Li Si had to hide the news of the emperor’s death as long as possible. The corpse remained in a covered vehicle, and a cart of fish was added to the cortege to disguise the stench.
Back at the capital, one of Qin Shi Huang’s youngest sons seized the throne. He promptly murdered his brothers and his father’s concubines. In less than four years, the second emperor was dead. Forty-five days later, the Han Dynasty rose to power.
Judging The Evidence
Except for a very few details, all of the early writings about the First Emperor comes from Sima Qian, an official historian of the Han Dynasty.
Writing almost a century after the fact, Sima Qian would have had incentive to recount the worst stories about the previous regime. Modern historians consider Sima Qian a crucial source, but don’t take him at face value. The only other early records about Qin Shi Huang are self-praising inscriptions the emperor posted around his realm.
The discovery of the Terracotta Warriors came at a fortuitous moment. During China’s Cultural Revolution of the late 1960s and early 1970s, youth brigades known as the Red Guards engaged in a campaign to destroy the past, raiding temples and smashing artifacts.
Things had calmed down by 1974, but the archaeologist Zhao Kangmin was reticent even then to publicize the two statues he painstakingly restored.
As excavations continued, more details of life in the Qin era emerged. Graceful brass cranes, clay acrobats and musicians, and terracotta court officials with writing utensils came to light, offering a look at the civilization behind the military.
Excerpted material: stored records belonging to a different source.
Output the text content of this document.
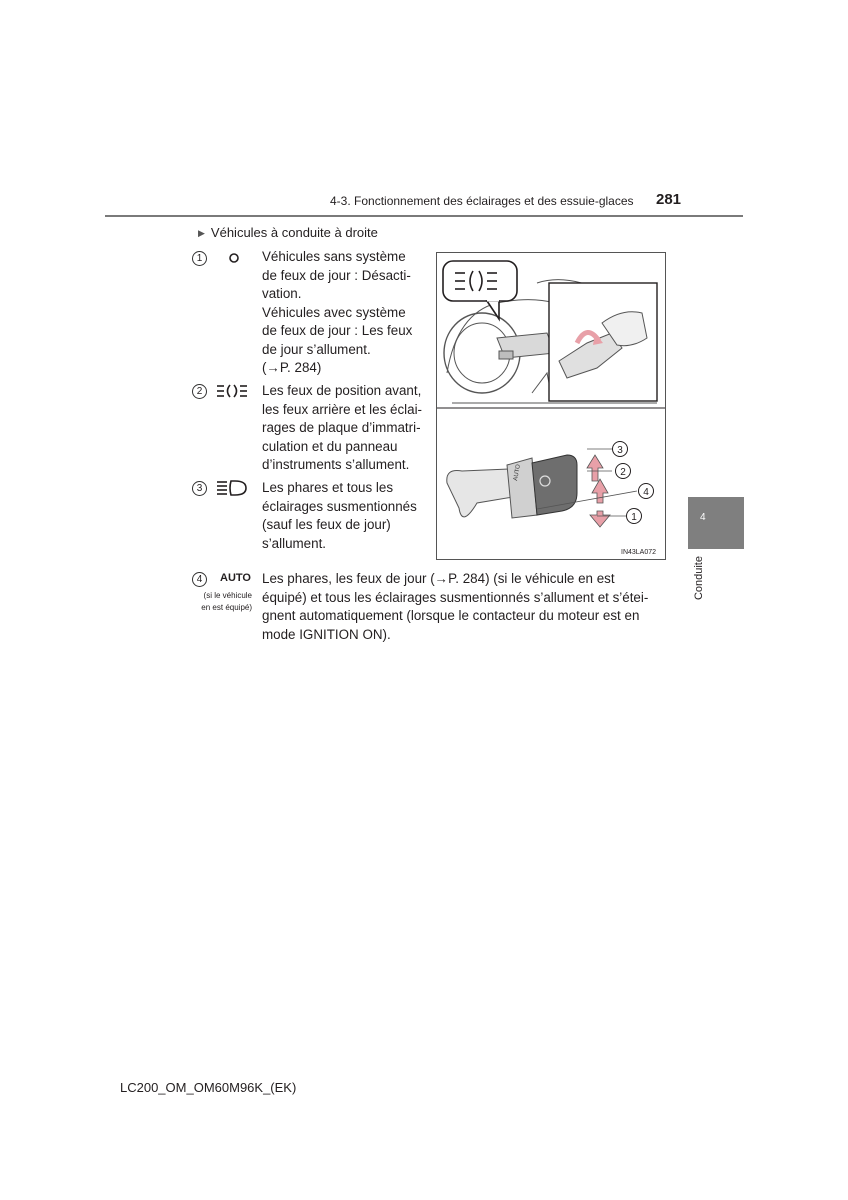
4-3. Fonctionnement des éclairages et des essuie-glaces 281
▶ Véhicules à conduite à droite
1	Véhicules sans système
de feux de jour : Désacti-
vation.
Véhicules avec système
de feux de jour : Les feux
de jour s’allument.
(→P. 284)
2	Les feux de position avant,
les feux arrière et les éclai-
rages de plaque d’immatri-
culation et du panneau
d’instruments s’allument.
3	Les phares et tous les
éclairages susmentionnés
(sauf les feux de jour)
s’allument.
4	AUTO
(si le véhicule
en est équipé)
Les phares, les feux de jour (→P. 284) (si le véhicule en est
équipé) et tous les éclairages susmentionnés s’allument et s’étei-
gnent automatiquement (lorsque le contacteur du moteur est en
mode IGNITION ON).
AUTO
3
2
4
1
IN43LA072
4
Conduite
LC200_OM_OM60M96K_(EK)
Masses of skeletons, however, lent credence to the story that the builders of the emperor’s tomb were murdered upon its completion. At the center of the sprawling necropolis stands a 168-foot mound, thought to contain the First Emperor’s remains.
Sima Qian never mentioned the clay army in his writings, but did note additional wonders within the central tomb: a model landscape with rivers flowing with mercury (soil samples from the vicinity show a high level of mercury). Remote sensing indicates a treasure hoard.
For now, though, there isn’t a way to excavate the chamber without risking damage to its contents. Even with the spectacular finds to date, more remains to be discovered about Qin Shi Huang, the man who united China.